For future seekers, I will explain the general solution and then the specific code to make the example work. I'll also point out some gotchas for this specific example.
If you need to use a custom function instead of using the convenient Expr
expressions, at the core of it you'll need to make a function that converts the Series
of the input column into a Series
backed by a ChunkedArray
of the correct output type. This function is what you give to map
in the select
statement in main
. The type of the ChunkedArray is the type you provide as GetOutput
.
The code inside vector_split_series
in the question works for conversion functions of standard numeric types, or List of numeric types. It does not work automatically for Lists
of Utf8
strings, for example, as they are treated specially for ChunkedArrays
. This is for performance reasons. You need to build up the Series
explicitly, via the correct type builder.
In the question's case, we need to use a ListUtf8ChunkedBuilder
which will create a ChunkedArray
of List<Utf8>
.
So in general, the question's code works for conversion outputs that are numeric or Lists of numerics. But for lists of strings, you need to use a ListUtf8ChunkedBuilder
.
The correct code for the question's example looks like this:
use polars::prelude::*;
fn vector_split(text: &str) -> Vec<String> {
text.split(' ').map(|x| x.to_owned()).collect()
}
fn vector_split_series(s: Series) -> PolarsResult<Series> {
let ca = s.utf8()?;
let mut builder = ListUtf8ChunkedBuilder::new("words", s.len(), ca.get_values_size());
ca.into_iter()
.for_each(|opt_s| match opt_s {
None => builder.append_null(),
Some(s) => {
builder.append_series(
&Series::new("words", vector_split(s).into_iter() )
)
}});
Ok(builder.finish().into_series())
}
fn main() {
let df = df! [
"text" => ["a cat on the mat", "a bat on the hat", "a gnat on the rat"]
].unwrap();
let df2 = df.clone().lazy()
.select([
col("text")
.apply(|s| vector_split_series(s), GetOutput::from_type(DataType::List(Box::new(DataType::Utf8))))
// Can instead use default if the compiler can determine the types
//.apply(|s| vector_split_series(s), GetOutput::default())
.alias("words")
])
.collect()
.unwrap();
println!("{:?}", df2);
}
The core is in vector_split_series
. It has that function definition to be used in map
.
The match statement is required because Series
can have null entries, and to preserve the length of the Series
, you need to pass nulls through.
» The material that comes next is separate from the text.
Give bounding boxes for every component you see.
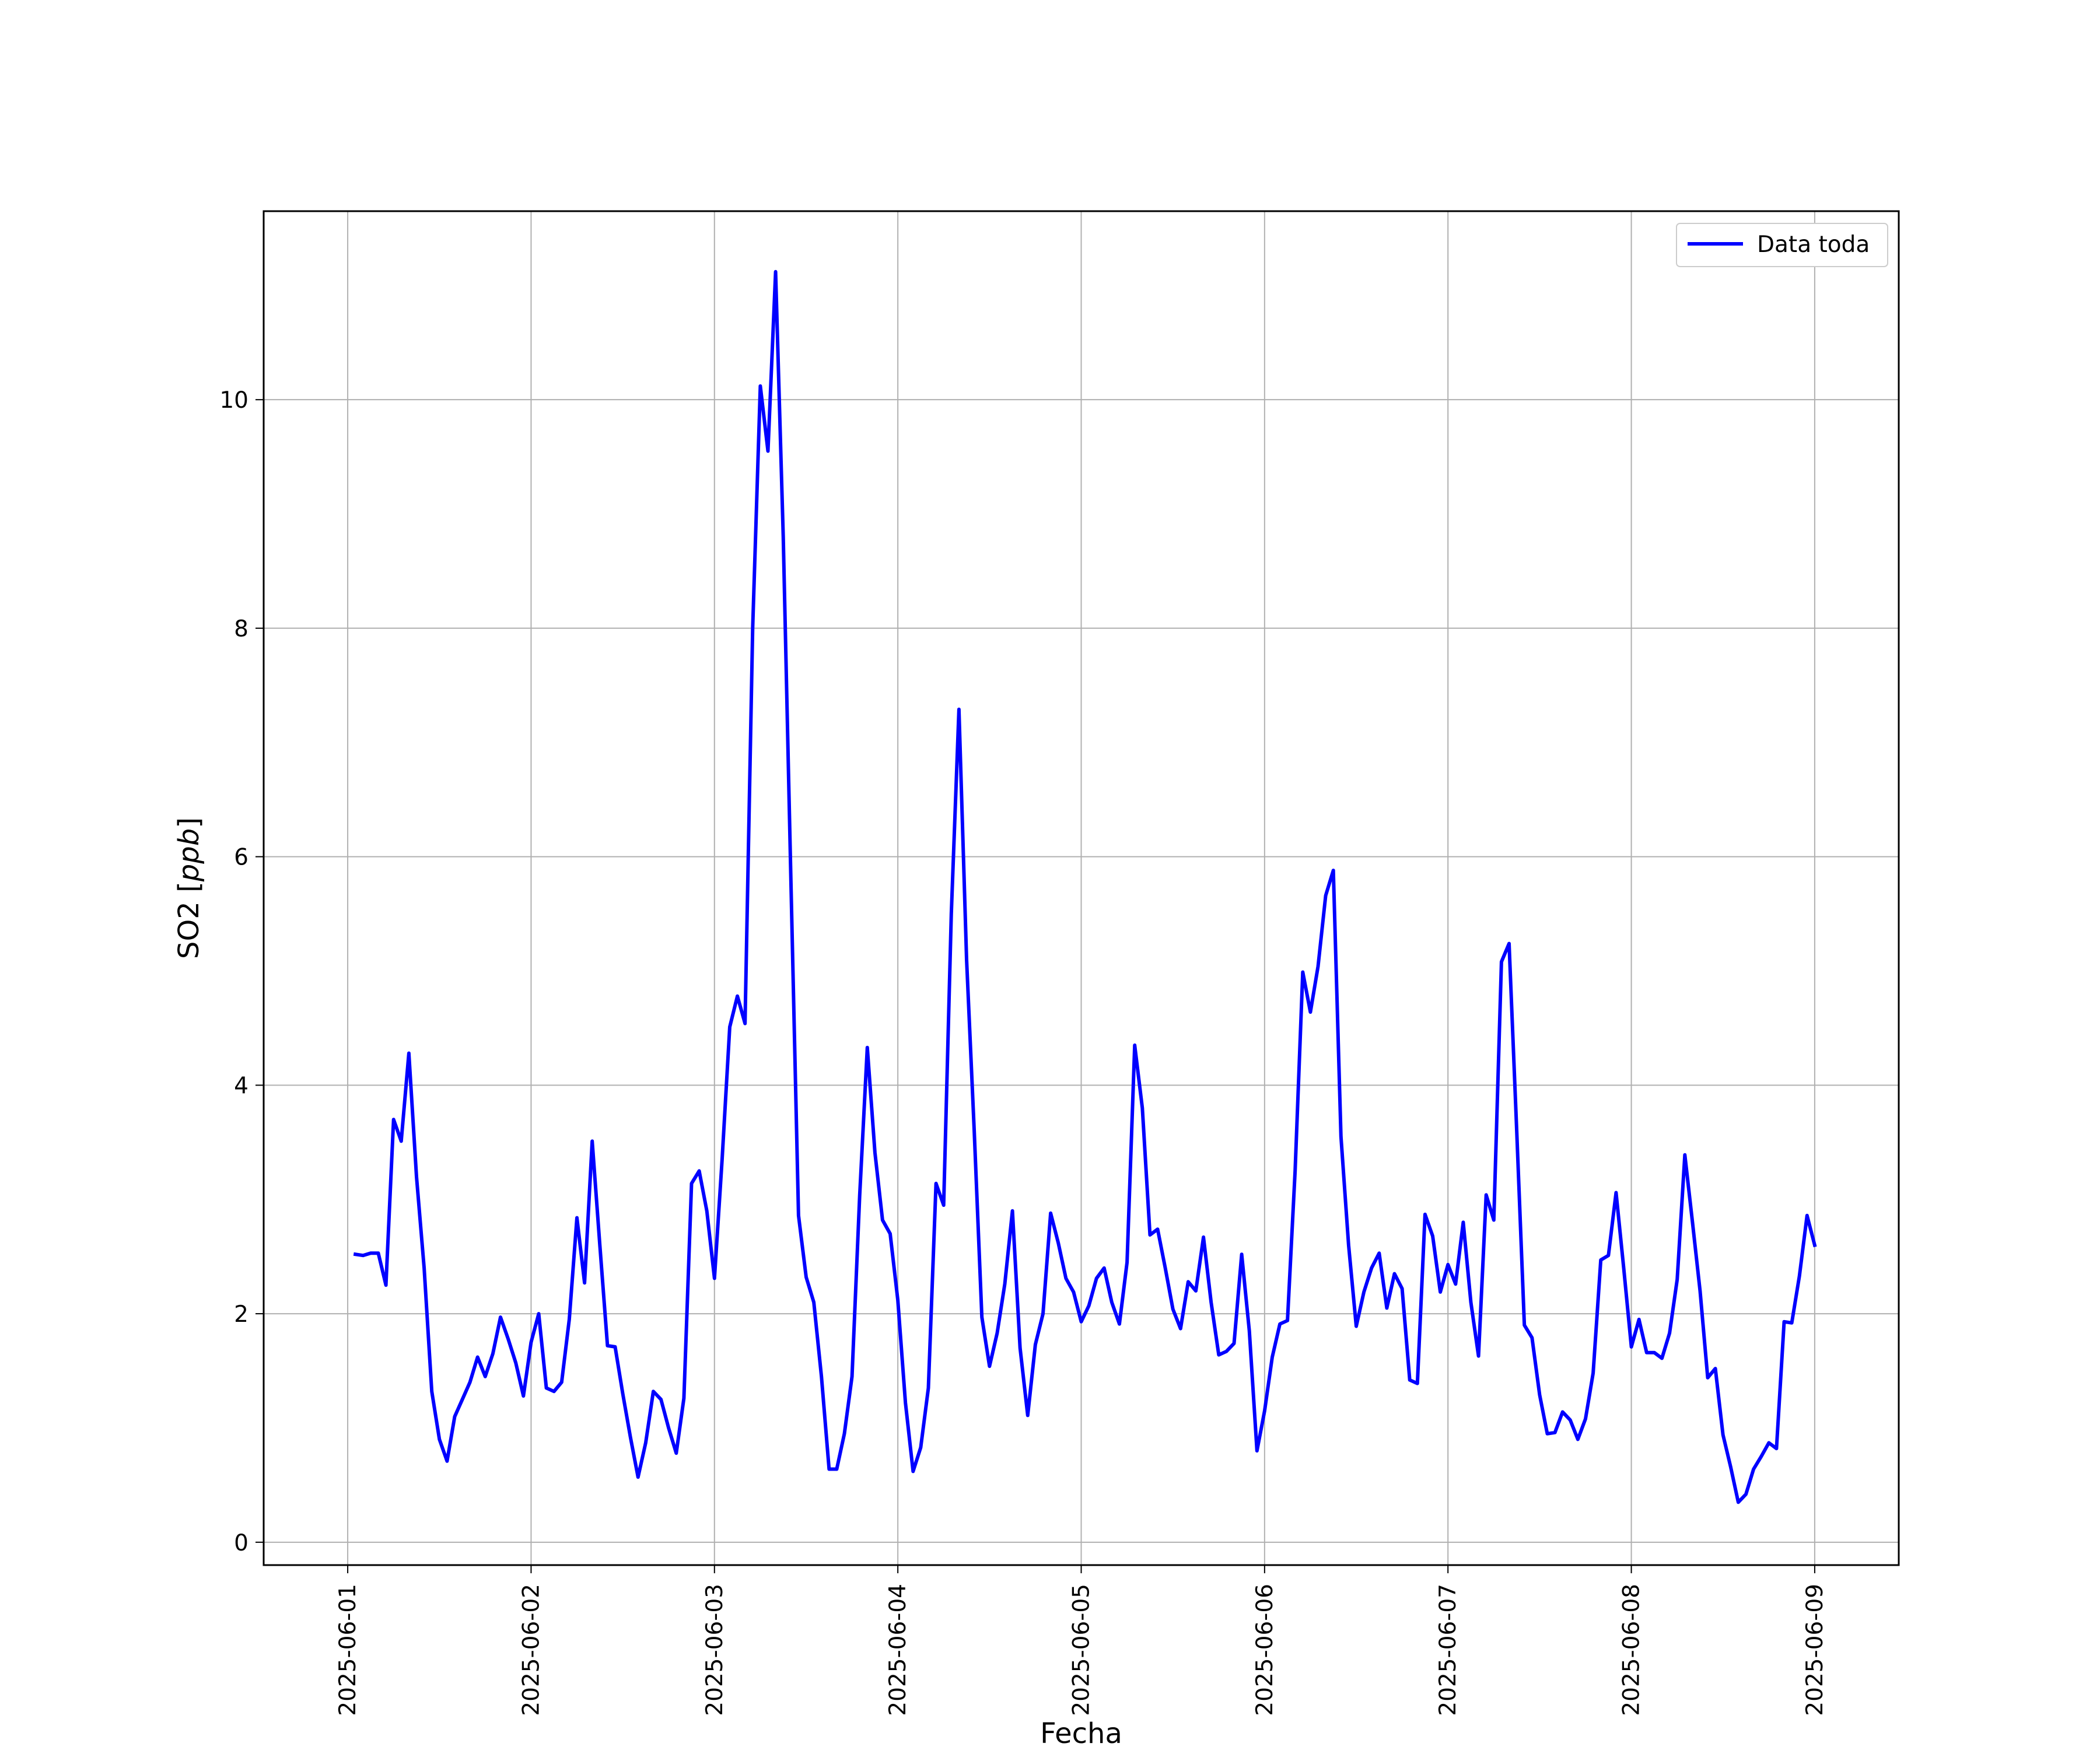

We use the builder here so it appends the appropriate null.
For non-null entries the builder needs to append Series
. Normally you can append_from_iter
, but there is (as of polars 0.26.1) no implementation of FromIterator for Iterator<Item=Vec<T>>
. So you need to convert the collection into an iterator on values, and that iterator into a new Series
.
Once the larger ChunkedArray
(of type ListUtf8ChunkedArray
) is built, you can convert it into a PolarsResult<Series>
to return to map
.
In the above example, vector_split
can return Vec<String>
or Vec<&str>
. This is because split
creates its iterator of &str
in a nice way.
If you are using something more complicated --- like my original example of extracting text via Soup
queries --- if they output iterators of &str
, the references may be considered owned by temporary and then you will have issues about returning references to temporaries.
This is why in the working code, I pass Vec<String>
back to the builder, even though it is not strictly required.